Grace started up, put Favoretta into a little closet, and charged her not to make the least noise for her life.—Then, with a candle in her hand, and a treacherous smile upon her countenance, she sallied forth to the head of the stairs, to light Mad. de Rosier.—“Dear ma’am! my mistress will be so sorry the coach didn’t go for you in time;—she found herself better after you went—and the two young ladies are gone with her to the opera.”

“And where are Herbert and Favoretta?”

“In bed, ma’am, and asleep, hours ago.—Shall I light you, ma’am, this way, to your room?”

“No,” said Mad. de Rosier; “I have a letter to write: and I’ll wait in Mrs. Harcourt’s dressing-room till she comes home.”

“Very well, ma’am. Mrs. Rebecca, it’s only Mad. de Rosier.—Mad. de Rosier, it’s only Rebecca, Mrs. Fanshaw’s maid, ma’am, who’s here very often when my mistress is at home, and just stepped out to look at the young ladies’ drawings, which my mistress gave me leave to show her the first time she drank tea with me, ma’am.”

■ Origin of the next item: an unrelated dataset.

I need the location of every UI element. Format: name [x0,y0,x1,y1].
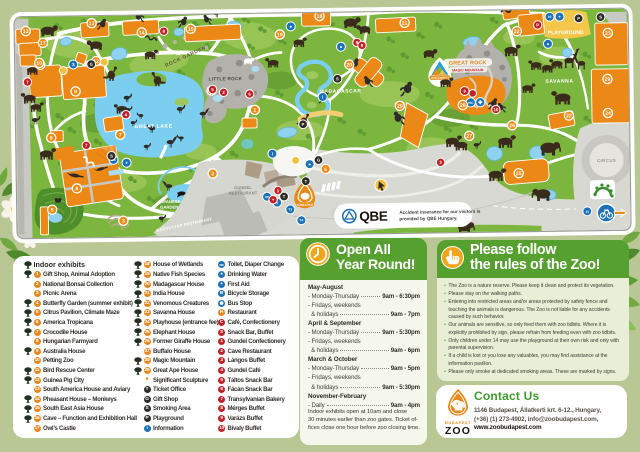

Mad. de Rosier, who thought all this did not concern her in the least, listened to it with cold indifference, and sat down to write her letter.

Grace fidgeted about the room, as long as she could find any pretence for moving any thing into or out of its place; and, at length, in no small degree of anxiety for the prisoner she had left in the closet, quitted the dressing-room.

As Mad. de Rosier was writing, she once or twice thought that she heard some noise in the closet; she listened, but all was silent; and she continued to write, till Mrs. Harcourt, Isabella, and Matilda, came home.

Isabella was in high spirits, and began to talk, with considerable volubility, to Mad. de Rosier about the opera.

Mrs. Harcourt was full of apologies about the coach; and Matilda rather anxious to discover what it was that had made a change in her mother’s manner towards Mad. de Rosier.